You also need some logic to compute the areas described by the multipolygon. This logic isn’t simple and has to handle several possibilities.
I think tools like Osm2pgsql do this for you. https://wiki.openstreetmap.org/wiki/Osm2pgsql
the “points” file is the only one with x and y coordinates which also contains ‘osm_id’ field.
The “multipolygons” file has both an ‘osm_id’ field and an ‘osm_way_id’ field.
However when i do a join between the 2 osm_id fields across points file and multipolygons file i dont get a match.
You said before i was missing a step and a table?
Do i need to bring in another one of those tables and do a join with osm_way_id first before trying to join with the osm_id?

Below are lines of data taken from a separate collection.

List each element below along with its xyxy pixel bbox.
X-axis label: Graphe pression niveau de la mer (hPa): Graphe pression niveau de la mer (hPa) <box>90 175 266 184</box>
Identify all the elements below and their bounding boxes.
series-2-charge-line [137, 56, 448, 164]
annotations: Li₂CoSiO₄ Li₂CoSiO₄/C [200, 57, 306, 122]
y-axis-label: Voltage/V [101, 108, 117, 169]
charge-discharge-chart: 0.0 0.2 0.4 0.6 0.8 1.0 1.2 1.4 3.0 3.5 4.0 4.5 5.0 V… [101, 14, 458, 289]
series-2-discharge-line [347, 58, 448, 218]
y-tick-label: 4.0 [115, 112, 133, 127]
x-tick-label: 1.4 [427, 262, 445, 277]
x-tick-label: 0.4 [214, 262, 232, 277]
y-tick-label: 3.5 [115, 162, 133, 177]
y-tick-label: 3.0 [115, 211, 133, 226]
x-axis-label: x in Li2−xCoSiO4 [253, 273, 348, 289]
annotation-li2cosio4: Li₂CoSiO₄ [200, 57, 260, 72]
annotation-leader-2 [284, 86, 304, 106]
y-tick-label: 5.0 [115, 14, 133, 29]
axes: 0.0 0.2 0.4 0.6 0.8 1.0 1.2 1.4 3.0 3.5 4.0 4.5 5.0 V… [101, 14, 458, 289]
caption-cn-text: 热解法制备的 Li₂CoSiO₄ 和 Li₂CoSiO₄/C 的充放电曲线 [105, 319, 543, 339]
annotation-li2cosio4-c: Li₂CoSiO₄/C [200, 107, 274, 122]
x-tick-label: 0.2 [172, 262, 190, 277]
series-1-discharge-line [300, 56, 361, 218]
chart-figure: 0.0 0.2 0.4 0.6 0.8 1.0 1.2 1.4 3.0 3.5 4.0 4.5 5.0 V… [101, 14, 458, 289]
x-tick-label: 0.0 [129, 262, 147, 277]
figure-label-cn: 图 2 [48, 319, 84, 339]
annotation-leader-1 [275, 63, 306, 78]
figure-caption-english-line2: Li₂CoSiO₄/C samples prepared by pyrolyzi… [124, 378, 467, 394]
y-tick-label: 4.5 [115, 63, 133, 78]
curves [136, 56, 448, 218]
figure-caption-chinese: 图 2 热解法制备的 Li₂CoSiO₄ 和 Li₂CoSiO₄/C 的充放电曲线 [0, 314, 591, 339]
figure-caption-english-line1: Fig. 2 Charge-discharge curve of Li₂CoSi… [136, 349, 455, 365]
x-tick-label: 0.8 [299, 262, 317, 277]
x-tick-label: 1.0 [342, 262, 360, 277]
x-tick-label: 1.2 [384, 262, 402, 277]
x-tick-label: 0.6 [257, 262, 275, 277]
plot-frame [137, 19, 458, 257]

I think this is the source of your confusion. While these fields are labelled the same, they’re not the same IDs.
There are three different object types in the OSM database: nodes, ways, and relations. Each of the object types has its own ID numbering starting at 1. For example, you can have node #1, way #1, and relation #1, and these all refer to different objects in the database.
For the multipolygon relations you’re looking at, each relation has its own ID (“osm_id”) within the relation numbering. This multipolygon relation contains a number of member way objects, each referenced by its ID within the way numbering (“osm_way_id”). Going further, each of these ways contains an ordered list of the nodes that compose the way, each referenced by its ID within the node numbering. Therefore, if you want the nodes that ultimately compose a multipolygon, you’ll first need to do a join to look up the ways that compose the relation, and then look up the nodes that compose those ways.